Secondly, if I do have a moan or have a go at him, he responds not by being paranoid that somehow I’m trying to take over his personality and life and therefore defending himself in the best way he knows, i.e. by winding me up and getting me cross, but by listening or explaining himself or accepting what I have to say (albeit in pretend mode). Yesterday, for example, I ended up helping him with his English course work. He thought it might be the deadline that day, and he’d left it so late that I was reading it at 7am before he went to college. I found lots of mistakes, both straightforward grammar and more complicated errors, and there was no way I could get through them in time for when he had to leave. I was getting crosser, and he was getting more and more defensive - just like what used to happen when I criticised his writing up to a couple of years ago when he stopped showing me anything. I insisted he come back at lunchtime, since he had several hours free in the day, and he resisted quite strongly. But, there was no way I could finish the corrections - and I took every opportunity to repeat over and over again that he should not have been leaving it to the last minute. So he went off in a huff, and I felt bad, because, once again, I’d failed to give him the help he’d needed with his writing. But, he did come back at lunchtime. He told me there was no panic, as this was not the final draft, it was just the deadline to give a finished essay to his teacher. And we worked on the essay a bit more, and he accepted - and appreciated - most of my comments, until the thing was finished. And we were still friends.

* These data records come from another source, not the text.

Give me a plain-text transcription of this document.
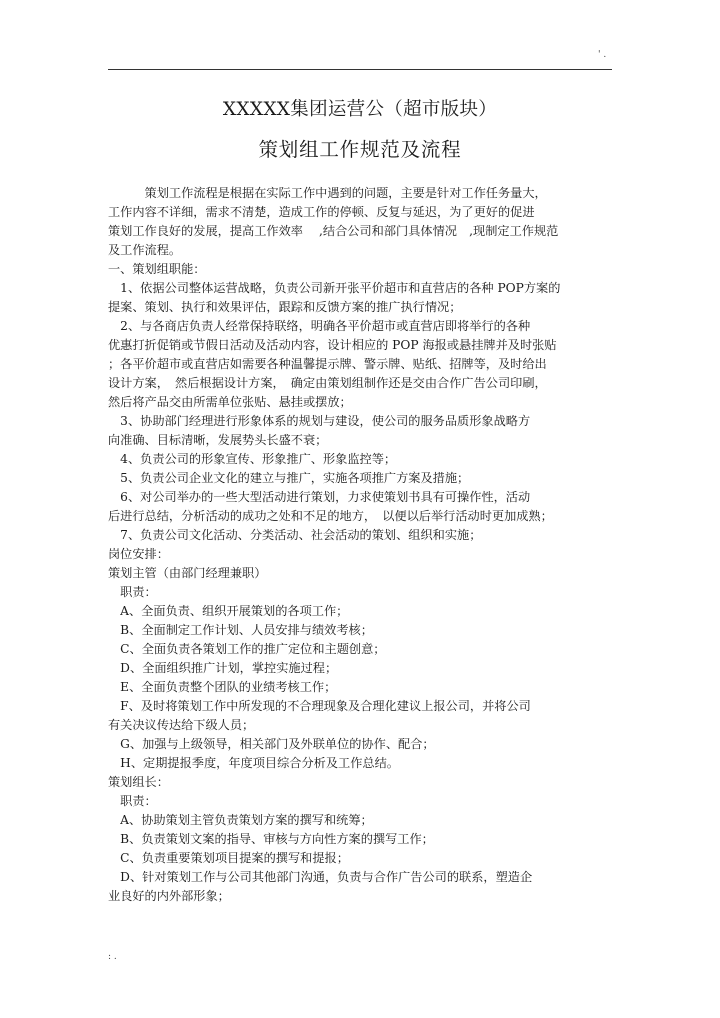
' .
XXXXX集团运营公（超市版块）
策划组工作规范及流程

　　　策划工作流程是根据在实际工作中遇到的问题，主要是针对工作任务量大，

工作内容不详细，需求不清楚，造成工作的停顿、反复与延迟，为了更好的促进

策划工作良好的发展，提高工作效率　 ,结合公司和部门具体情况　,现制定工作规范

及工作流程。

一、策划组职能：

　1、依据公司整体运营战略，负责公司新开张平价超市和直营店的各种 POP方案的

提案、策划、执行和效果评估，跟踪和反馈方案的推广执行情况；

　2、与各商店负责人经常保持联络，明确各平价超市或直营店即将举行的各种

优惠打折促销或节假日活动及活动内容，设计相应的 POP 海报或悬挂牌并及时张贴

；各平价超市或直营店如需要各种温馨提示牌、警示牌、贴纸、招牌等，及时给出

设计方案，　然后根据设计方案，　确定由策划组制作还是交由合作广告公司印刷，

然后将产品交由所需单位张贴、悬挂或摆放；

　3、协助部门经理进行形象体系的规划与建设，使公司的服务品质形象战略方

向准确、目标清晰，发展势头长盛不衰；

　4、负责公司的形象宣传、形象推广、形象监控等；

　5、负责公司企业文化的建立与推广，实施各项推广方案及措施；

　6、对公司举办的一些大型活动进行策划，力求使策划书具有可操作性，活动

后进行总结，分析活动的成功之处和不足的地方，　以便以后举行活动时更加成熟；

　7、负责公司文化活动、分类活动、社会活动的策划、组织和实施；

岗位安排：

策划主管（由部门经理兼职）

　职责：

　A、全面负责、组织开展策划的各项工作；

　B、全面制定工作计划、人员安排与绩效考核；

　C、全面负责各策划工作的推广定位和主题创意；

　D、全面组织推广计划，掌控实施过程；

　E、全面负责整个团队的业绩考核工作；

　F、及时将策划工作中所发现的不合理现象及合理化建议上报公司，并将公司

有关决议传达给下级人员；

　G、加强与上级领导，相关部门及外联单位的协作、配合；

　H、定期提报季度，年度项目综合分析及工作总结。

策划组长：

　职责：

　A、协助策划主管负责策划方案的撰写和统筹；

　B、负责策划文案的指导、审核与方向性方案的撰写工作；

　C、负责重要策划项目提案的撰写和提报；

　D、针对策划工作与公司其他部门沟通，负责与合作广告公司的联系，塑造企

业良好的内外部形象；

: .
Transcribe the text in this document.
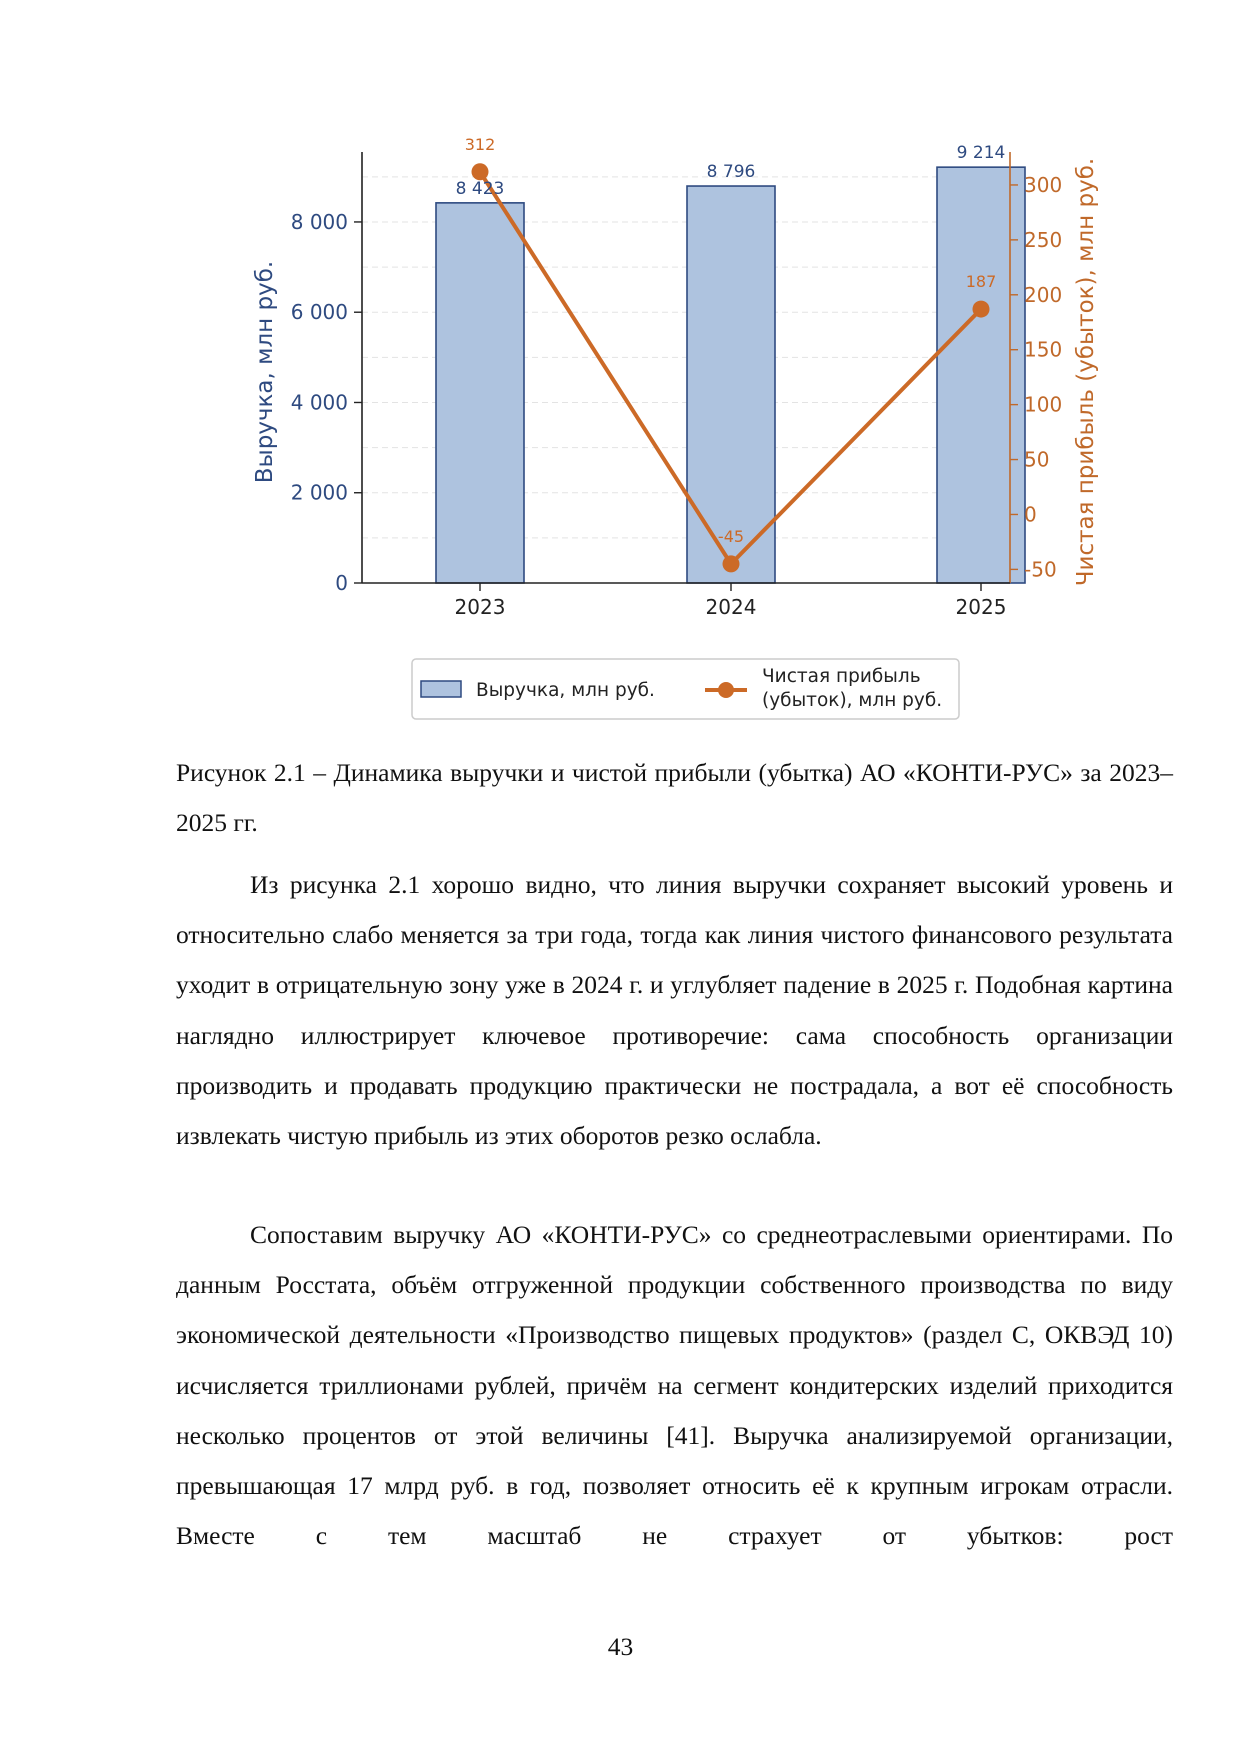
0
2 000
4 000
6 000
8 000
-50
0
50
100
150
200
250
300
2023	2024	2025
8 423
8 796
9 214
312
-45
187
Выручка, млн руб.	Чистая прибыль (убыток), млн руб.
Выручка, млн руб.
Чистая прибыль
(убыток), млн руб.

Рисунок 2.1 – Динамика выручки и чистой прибыли (убытка) АО «КОНТИ-РУС» за 2023–2025 гг.

Из рисунка 2.1 хорошо видно, что линия выручки сохраняет высокий уровень и относительно слабо меняется за три года, тогда как линия чистого финансового результата уходит в отрицательную зону уже в 2024 г. и углубляет падение в 2025 г. Подобная картина наглядно иллюстрирует ключевое противоречие: сама способность организации производить и продавать продукцию практически не пострадала, а вот её способность извлекать чистую прибыль из этих оборотов резко ослабла.

Сопоставим выручку АО «КОНТИ-РУС» со среднеотраслевыми ориентирами. По данным Росстата, объём отгруженной продукции собственного производства по виду экономической деятельности «Производство пищевых продуктов» (раздел С, ОКВЭД 10) исчисляется триллионами рублей, причём на сегмент кондитерских изделий приходится несколько процентов от этой величины [41]. Выручка анализируемой организации, превышающая 17 млрд руб. в год, позволяет относить её к крупным игрокам отрасли. Вместе с тем масштаб не страхует от убытков: рост

43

If asked to do something, he’s much more likely to do it than in the past. Yesterday I asked him to buy milk on the way home from college. A year ago, he would never have remembered, but yesterday he did. Moreover, he even said he was learning how to tag things in his memory so as not to forget them.
And things with Cora remain very upbeat. Our relationship is full of sharing and loving and talking and doing things together (albeit fairly benign activities, like cooking and going out and seeing friends) and great sex. Last weekend was one of Cora’s busy ones, as she was at college all day Saturday and Sunday, but I went up on Thursday night, stayed all day Friday, so I was there Friday night too. I went home during the day on Saturday and returned for the evening when we went to Vijay’s with Danny and Darren, old friends of Cora, who, until recently had been living in Dubai. I came home on Sunday morning.